FWIW, ZachsMind, YIL went under this past June.
posted by Fofer at 10:44 PM on September 16, 2002


Ethics: byword of the control freak.
posted by mischief at 4:46 AM on September 17, 2002


Didn't there used to be a word for a woman who would trade items of value for sexual favors? I'll think of it eventually....
posted by Floydd at 5:47 AM on September 17, 2002


Point taken Floydd. The kicker here is that apparently she's not even a good one... what with her "partner" falling asleep... along with the fact that she's certainly not discreet.

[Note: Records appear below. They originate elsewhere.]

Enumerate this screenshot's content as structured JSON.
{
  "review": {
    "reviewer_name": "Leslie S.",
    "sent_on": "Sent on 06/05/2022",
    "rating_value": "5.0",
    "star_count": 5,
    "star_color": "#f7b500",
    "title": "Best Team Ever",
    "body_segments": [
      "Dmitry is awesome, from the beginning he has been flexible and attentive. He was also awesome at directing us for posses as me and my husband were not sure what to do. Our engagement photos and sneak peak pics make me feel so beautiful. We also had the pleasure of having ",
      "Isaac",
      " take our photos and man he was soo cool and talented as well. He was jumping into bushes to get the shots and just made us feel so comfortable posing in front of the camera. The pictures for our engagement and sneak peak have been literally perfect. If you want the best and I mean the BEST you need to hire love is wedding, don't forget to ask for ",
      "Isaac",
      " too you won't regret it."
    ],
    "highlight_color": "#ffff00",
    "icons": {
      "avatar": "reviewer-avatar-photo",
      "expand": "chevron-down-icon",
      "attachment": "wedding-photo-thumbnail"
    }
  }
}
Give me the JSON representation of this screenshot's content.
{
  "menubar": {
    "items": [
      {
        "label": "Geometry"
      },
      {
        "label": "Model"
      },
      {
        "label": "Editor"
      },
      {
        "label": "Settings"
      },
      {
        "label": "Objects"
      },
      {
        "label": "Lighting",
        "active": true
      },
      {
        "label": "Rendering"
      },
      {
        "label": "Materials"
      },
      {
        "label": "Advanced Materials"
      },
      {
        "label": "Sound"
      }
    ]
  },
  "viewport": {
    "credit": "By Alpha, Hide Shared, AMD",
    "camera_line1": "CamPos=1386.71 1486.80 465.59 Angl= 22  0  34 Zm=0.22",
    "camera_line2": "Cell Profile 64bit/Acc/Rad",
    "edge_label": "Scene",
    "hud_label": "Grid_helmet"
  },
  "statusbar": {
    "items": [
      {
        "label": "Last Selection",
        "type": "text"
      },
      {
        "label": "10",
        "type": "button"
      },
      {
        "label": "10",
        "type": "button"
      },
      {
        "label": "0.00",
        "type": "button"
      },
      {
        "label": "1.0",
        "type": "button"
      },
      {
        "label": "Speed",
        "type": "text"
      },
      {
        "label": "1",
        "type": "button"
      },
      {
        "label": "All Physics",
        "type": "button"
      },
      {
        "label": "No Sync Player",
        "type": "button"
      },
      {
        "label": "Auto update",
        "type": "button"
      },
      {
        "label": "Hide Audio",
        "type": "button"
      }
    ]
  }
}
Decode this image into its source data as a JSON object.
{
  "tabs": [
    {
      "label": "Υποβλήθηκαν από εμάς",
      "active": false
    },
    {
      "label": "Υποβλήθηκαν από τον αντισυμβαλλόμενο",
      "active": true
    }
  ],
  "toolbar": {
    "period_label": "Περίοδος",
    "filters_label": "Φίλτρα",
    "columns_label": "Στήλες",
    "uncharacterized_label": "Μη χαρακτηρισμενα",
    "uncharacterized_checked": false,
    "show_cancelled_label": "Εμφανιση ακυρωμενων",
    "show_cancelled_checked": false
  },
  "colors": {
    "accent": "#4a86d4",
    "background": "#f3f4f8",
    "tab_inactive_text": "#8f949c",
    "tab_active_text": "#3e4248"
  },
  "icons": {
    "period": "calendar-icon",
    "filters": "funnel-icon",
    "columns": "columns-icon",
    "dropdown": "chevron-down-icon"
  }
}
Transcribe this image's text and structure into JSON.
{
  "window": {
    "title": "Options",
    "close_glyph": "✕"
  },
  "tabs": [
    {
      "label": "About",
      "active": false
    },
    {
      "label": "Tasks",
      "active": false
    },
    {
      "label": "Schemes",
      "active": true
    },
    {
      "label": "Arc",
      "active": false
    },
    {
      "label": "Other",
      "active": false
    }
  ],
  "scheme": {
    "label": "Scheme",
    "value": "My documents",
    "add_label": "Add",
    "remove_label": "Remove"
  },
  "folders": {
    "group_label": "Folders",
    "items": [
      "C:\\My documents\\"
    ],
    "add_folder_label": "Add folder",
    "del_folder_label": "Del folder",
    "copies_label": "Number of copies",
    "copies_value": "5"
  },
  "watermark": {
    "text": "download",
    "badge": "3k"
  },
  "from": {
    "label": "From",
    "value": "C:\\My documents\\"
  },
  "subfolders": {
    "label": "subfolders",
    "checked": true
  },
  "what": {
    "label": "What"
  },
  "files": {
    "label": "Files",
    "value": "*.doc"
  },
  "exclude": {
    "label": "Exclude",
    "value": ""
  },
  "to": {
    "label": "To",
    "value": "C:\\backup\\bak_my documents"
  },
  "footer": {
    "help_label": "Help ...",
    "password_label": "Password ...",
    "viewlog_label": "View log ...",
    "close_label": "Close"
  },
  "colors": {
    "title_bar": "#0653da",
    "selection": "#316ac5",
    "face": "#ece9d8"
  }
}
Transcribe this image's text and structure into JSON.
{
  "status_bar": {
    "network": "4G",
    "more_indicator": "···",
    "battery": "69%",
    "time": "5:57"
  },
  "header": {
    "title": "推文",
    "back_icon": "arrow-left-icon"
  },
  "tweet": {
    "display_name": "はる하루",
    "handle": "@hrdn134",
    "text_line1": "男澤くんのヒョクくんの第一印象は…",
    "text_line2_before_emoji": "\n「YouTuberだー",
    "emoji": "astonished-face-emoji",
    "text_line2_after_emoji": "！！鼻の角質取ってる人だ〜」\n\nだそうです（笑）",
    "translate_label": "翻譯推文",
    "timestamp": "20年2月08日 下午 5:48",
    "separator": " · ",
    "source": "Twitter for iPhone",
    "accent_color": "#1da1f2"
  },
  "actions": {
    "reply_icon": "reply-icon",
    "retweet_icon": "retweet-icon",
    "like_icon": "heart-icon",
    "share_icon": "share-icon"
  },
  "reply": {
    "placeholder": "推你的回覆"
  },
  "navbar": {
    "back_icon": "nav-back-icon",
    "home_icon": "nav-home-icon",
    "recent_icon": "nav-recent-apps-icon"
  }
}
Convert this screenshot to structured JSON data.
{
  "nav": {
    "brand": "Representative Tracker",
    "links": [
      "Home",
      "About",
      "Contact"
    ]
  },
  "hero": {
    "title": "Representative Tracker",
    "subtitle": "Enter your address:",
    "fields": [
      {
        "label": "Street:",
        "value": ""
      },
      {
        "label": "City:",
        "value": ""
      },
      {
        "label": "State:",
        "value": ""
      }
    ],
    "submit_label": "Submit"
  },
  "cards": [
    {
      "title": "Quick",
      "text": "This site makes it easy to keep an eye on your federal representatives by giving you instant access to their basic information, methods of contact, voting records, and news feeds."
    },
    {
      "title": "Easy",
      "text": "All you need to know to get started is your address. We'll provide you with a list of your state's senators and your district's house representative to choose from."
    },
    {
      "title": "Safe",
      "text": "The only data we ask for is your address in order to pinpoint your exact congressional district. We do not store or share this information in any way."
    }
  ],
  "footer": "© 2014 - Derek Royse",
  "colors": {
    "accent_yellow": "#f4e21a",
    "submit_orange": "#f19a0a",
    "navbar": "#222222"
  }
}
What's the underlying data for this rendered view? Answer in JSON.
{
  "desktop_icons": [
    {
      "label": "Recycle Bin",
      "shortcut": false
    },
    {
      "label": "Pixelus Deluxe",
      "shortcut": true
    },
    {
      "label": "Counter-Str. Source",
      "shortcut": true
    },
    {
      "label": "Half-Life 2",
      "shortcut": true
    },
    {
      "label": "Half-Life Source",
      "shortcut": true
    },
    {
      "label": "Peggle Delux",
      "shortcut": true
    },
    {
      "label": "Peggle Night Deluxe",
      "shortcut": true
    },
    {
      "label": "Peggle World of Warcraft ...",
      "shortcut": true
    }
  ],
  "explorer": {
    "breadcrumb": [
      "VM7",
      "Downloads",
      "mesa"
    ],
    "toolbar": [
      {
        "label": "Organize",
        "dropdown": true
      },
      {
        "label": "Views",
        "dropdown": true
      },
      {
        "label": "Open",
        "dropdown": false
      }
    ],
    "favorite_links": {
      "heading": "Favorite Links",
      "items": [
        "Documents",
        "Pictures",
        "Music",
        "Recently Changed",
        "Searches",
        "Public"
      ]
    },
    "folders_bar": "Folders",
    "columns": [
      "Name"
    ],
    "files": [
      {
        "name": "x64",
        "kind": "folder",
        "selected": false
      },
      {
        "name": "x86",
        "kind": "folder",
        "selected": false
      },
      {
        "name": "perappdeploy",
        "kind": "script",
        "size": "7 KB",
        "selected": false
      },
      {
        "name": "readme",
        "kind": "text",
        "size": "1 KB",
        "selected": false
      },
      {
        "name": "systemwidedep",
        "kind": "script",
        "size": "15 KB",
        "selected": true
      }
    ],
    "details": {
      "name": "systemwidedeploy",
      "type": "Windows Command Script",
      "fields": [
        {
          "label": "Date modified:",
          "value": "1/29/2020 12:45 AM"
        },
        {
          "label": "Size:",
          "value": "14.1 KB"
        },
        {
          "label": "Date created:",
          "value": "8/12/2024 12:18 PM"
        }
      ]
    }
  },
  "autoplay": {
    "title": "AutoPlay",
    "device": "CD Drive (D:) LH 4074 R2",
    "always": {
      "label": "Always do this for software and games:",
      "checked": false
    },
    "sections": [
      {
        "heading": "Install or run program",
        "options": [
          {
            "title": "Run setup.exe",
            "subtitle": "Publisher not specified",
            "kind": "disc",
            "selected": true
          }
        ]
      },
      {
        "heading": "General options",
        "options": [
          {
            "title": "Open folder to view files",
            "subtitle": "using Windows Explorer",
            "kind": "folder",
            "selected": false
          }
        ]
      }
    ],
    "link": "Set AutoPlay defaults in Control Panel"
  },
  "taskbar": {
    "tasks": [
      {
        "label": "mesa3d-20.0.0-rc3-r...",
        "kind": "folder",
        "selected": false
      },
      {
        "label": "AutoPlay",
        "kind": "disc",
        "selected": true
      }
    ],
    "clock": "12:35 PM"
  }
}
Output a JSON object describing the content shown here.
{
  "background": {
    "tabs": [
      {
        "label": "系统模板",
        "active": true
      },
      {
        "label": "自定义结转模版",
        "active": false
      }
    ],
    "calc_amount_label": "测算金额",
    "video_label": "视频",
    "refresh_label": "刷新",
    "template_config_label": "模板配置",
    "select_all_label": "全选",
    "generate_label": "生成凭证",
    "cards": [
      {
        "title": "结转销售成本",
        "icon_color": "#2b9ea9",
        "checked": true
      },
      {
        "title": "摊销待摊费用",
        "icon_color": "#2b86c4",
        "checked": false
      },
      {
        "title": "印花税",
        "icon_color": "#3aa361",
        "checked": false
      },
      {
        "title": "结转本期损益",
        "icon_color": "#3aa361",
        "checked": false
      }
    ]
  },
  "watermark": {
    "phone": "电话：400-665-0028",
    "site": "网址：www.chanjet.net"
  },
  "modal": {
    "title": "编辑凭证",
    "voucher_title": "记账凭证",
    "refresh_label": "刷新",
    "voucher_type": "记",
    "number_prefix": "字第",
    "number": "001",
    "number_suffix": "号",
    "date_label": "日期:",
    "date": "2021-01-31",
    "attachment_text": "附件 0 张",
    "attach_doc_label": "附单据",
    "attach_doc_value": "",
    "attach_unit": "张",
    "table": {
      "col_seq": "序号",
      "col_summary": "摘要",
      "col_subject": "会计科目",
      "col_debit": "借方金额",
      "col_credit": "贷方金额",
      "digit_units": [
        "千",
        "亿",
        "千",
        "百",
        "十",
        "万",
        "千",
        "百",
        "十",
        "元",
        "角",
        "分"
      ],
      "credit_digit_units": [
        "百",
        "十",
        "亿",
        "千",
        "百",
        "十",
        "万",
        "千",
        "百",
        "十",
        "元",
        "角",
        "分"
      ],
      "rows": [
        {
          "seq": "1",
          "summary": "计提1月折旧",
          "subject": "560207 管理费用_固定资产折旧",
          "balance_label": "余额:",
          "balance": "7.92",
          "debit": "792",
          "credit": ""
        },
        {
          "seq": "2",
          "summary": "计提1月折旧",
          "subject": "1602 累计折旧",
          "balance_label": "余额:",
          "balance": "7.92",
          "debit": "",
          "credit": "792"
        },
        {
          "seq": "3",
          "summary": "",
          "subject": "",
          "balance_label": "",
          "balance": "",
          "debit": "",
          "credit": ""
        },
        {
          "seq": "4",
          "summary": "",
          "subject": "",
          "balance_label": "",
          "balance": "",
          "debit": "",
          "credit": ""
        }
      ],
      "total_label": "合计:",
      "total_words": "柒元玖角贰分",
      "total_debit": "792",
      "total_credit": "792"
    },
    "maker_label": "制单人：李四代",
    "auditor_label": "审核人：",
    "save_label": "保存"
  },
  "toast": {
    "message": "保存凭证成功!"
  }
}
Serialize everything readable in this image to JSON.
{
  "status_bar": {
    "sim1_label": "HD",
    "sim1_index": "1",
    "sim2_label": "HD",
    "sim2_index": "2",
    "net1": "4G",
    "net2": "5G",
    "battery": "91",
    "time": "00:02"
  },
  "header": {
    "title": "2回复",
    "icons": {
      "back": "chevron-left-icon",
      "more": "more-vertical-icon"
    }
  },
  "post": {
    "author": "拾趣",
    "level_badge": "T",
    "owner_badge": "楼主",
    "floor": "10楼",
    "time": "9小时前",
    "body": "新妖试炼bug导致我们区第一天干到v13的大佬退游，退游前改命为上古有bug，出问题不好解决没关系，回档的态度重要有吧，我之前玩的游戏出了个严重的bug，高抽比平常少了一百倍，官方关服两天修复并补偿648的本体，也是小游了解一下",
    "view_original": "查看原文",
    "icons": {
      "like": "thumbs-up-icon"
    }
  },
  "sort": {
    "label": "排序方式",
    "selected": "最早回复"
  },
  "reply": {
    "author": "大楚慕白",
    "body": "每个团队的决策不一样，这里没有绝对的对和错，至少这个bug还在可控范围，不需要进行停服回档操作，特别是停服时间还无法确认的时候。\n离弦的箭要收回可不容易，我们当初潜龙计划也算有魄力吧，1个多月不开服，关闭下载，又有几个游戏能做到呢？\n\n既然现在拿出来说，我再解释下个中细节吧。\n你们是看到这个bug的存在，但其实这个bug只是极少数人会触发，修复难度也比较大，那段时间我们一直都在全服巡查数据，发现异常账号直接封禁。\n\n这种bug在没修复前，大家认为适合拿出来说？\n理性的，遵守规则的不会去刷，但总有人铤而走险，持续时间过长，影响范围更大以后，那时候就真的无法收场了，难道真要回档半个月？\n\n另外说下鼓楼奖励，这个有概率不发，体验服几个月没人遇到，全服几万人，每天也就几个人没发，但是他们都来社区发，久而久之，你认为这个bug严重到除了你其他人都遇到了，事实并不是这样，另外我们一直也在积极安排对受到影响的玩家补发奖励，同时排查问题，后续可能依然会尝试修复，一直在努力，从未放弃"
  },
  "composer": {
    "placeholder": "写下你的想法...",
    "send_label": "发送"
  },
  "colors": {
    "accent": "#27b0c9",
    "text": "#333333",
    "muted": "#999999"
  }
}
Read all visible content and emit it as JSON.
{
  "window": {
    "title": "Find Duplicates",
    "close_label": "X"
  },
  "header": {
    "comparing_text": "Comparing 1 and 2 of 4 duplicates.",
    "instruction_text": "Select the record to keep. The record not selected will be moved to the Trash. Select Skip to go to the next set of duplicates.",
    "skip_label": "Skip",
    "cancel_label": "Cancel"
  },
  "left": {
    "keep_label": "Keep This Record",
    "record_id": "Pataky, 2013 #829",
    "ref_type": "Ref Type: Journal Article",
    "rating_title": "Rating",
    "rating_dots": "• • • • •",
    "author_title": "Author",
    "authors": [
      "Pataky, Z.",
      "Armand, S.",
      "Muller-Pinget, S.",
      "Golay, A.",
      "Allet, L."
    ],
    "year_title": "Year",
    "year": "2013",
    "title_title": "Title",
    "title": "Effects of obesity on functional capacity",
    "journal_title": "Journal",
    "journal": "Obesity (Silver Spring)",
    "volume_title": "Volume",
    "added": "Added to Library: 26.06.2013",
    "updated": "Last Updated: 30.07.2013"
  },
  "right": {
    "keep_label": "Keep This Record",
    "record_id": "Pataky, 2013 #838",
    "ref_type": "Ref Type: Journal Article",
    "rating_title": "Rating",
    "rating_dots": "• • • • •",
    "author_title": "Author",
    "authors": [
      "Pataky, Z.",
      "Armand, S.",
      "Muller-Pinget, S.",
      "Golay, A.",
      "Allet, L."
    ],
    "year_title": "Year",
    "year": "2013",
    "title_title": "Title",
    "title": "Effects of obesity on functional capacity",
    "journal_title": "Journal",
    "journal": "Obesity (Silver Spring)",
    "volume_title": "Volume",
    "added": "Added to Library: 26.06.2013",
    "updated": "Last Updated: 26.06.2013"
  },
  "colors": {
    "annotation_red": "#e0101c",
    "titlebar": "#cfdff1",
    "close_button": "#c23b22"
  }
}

(In the end her little mis-click sure saved ol' Tripp a lot of money and frustration.)
posted by Fofer at 6:36 AM on September 17, 2002


Reading the article again, I'm surprised by the amount of personal detail contained within. Is it really necessary to post the name of the company each of the parties works at... the floor number of the precise building... etc? I mean, what value does that bring to the report, other than to potentially expose the two players to more ridicule, embarrassment, and/or harrassment? The whole article seems leering and snide, as opposed to provocative and perhaps, informative. There's a compelling issue at the core here (ie: the Internet's potential for social missteps on a global scale) but this reporter chose the schoolboy approach. Is this "National Post" a Canadian tabloid or something?
posted by Fofer at 6:42 AM on September 17, 2002


Is this "National Post" a Canadian tabloid or something?

yes. and it fits my kitty litter pans like a dream...! i'd never shell out a penny for it mind you. i steal it from sleeping businessmen, during rush hour subway rides.